Said MA, Johnson HL, Nonyane BAS, Deloria-Knoll M, O'Brien KL, Andreo F, Beovic B, Blanco S, Boersma WG, Boulware DR, Butler JC, Carratalà J, Chang F-Y, Charles PGP, Diaz AA, Domínguez J, Ehara N, Endeman H, Falcó V, Falguera M, Fukushima K, Garcia-Vidal C, Genne D, Guchev IA, Gutierrez F, Hernes SS, Hoepelman AIM, Hohenthal U, Johansson N, Kolek V, Kozlov RS, Lauderdale T-L, Mareković I, Masiá M, Matta MA, Miró Ò, Murdoch DR, Nuermberger E, Paolini R, Perelló R, Snijders D, Plečko V, Sordé R, Strålin K, van der Eerden MM, Vila-Corcoles A, Watt JP. Estimating the burden of pneumococcal pneumonia among adults: a systematic review and meta-analysis of diagnostic techniques. PLoS One 2013;8(4):e60273.

Date Published:

2013

Abstract:

BACKGROUND: Pneumococcal pneumonia causes significant morbidity and mortality among adults. Given limitations of diagnostic tests for non-bacteremic pneumococcal pneumonia, most studies report the incidence of bacteremic or invasive pneumococcal disease (IPD), and thus, grossly underestimate the pneumococcal pneumonia burden. We aimed to develop a conceptual and quantitative strategy to estimate the non-bacteremic disease burden among adults with community-acquired pneumonia (CAP) using systematic study methods and the availability of a urine antigen assay. METHODS AND FINDINGS: We performed a systematic literature review of studies providing information on the relative yield of various diagnostic assays (BinaxNOW® S. pneumoniae urine antigen test (UAT) with blood and/or sputum culture) in diagnosing pneumococcal pneumonia.

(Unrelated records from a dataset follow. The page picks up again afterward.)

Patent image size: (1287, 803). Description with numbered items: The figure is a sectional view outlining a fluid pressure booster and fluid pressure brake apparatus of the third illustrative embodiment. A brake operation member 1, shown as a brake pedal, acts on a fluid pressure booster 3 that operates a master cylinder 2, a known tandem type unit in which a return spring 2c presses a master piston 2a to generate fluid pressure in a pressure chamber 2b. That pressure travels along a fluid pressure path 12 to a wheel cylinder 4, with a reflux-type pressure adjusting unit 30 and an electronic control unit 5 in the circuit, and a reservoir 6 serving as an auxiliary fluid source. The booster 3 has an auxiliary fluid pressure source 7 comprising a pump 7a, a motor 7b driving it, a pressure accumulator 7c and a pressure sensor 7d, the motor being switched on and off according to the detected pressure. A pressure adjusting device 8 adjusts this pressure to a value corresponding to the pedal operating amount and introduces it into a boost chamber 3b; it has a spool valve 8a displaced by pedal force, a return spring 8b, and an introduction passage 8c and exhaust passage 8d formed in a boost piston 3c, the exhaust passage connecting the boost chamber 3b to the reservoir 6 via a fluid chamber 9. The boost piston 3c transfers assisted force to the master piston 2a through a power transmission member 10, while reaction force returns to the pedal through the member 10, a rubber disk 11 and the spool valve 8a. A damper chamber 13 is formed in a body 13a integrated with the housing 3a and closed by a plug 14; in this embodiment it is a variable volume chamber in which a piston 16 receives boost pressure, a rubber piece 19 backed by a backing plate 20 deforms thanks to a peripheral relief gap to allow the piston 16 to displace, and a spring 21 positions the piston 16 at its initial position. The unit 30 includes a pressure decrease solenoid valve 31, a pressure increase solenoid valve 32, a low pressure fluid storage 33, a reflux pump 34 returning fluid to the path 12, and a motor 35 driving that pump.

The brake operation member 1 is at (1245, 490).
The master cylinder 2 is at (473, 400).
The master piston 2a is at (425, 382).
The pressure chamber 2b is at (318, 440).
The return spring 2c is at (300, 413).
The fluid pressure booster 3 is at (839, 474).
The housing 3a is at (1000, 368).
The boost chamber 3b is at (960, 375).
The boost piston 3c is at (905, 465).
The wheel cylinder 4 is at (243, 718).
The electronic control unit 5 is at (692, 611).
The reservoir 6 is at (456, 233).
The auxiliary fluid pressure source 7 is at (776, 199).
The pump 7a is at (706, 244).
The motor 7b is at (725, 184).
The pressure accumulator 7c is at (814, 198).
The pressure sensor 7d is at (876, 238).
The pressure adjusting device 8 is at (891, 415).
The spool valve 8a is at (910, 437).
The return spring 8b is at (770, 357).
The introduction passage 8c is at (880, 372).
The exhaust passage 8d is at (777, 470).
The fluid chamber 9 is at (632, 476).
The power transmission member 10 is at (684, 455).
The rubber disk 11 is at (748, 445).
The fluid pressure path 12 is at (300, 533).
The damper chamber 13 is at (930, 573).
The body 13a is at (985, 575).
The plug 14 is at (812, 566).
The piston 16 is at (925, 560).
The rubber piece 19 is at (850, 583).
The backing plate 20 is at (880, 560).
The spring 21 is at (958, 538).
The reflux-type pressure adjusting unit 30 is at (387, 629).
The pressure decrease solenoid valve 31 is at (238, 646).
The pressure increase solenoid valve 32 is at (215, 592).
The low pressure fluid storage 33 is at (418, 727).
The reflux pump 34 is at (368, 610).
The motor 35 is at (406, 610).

We estimated the proportion of pneumococcal pneumonia that is bacteremic, the proportion of CAP attributable to pneumococcus, and the additional contribution of the Binax UAT beyond conventional diagnostic techniques, using random effects meta-analytic methods and bootstrapping. We included 35 studies in the analysis, predominantly from developed countries. The estimated proportion of pneumococcal pneumonia that is bacteremic was 24.8% (95% CI: 21.3%, 28.9%). The estimated proportion of CAP attributable to pneumococcus was 27.3% (95% CI: 23.9%, 31.1%). The Binax UAT diagnosed an additional 11.4% (95% CI: 9.6, 13.6%) of CAP beyond conventional techniques. We were limited by the fact that not all patients underwent all diagnostic tests and by the sensitivity and specificity of the diagnostic tests themselves. We address these resulting biases and provide a range of plausible values in order to estimate the burden of pneumococcal pneumonia among adults. CONCLUSIONS: Estimating the adult burden of pneumococcal disease from bacteremic pneumococcal pneumonia data alone significantly underestimates the true burden of disease in adults. For every case of bacteremic pneumococcal pneumonia, we estimate that there are at least 3 additional cases of non-bacteremic pneumococcal pneumonia.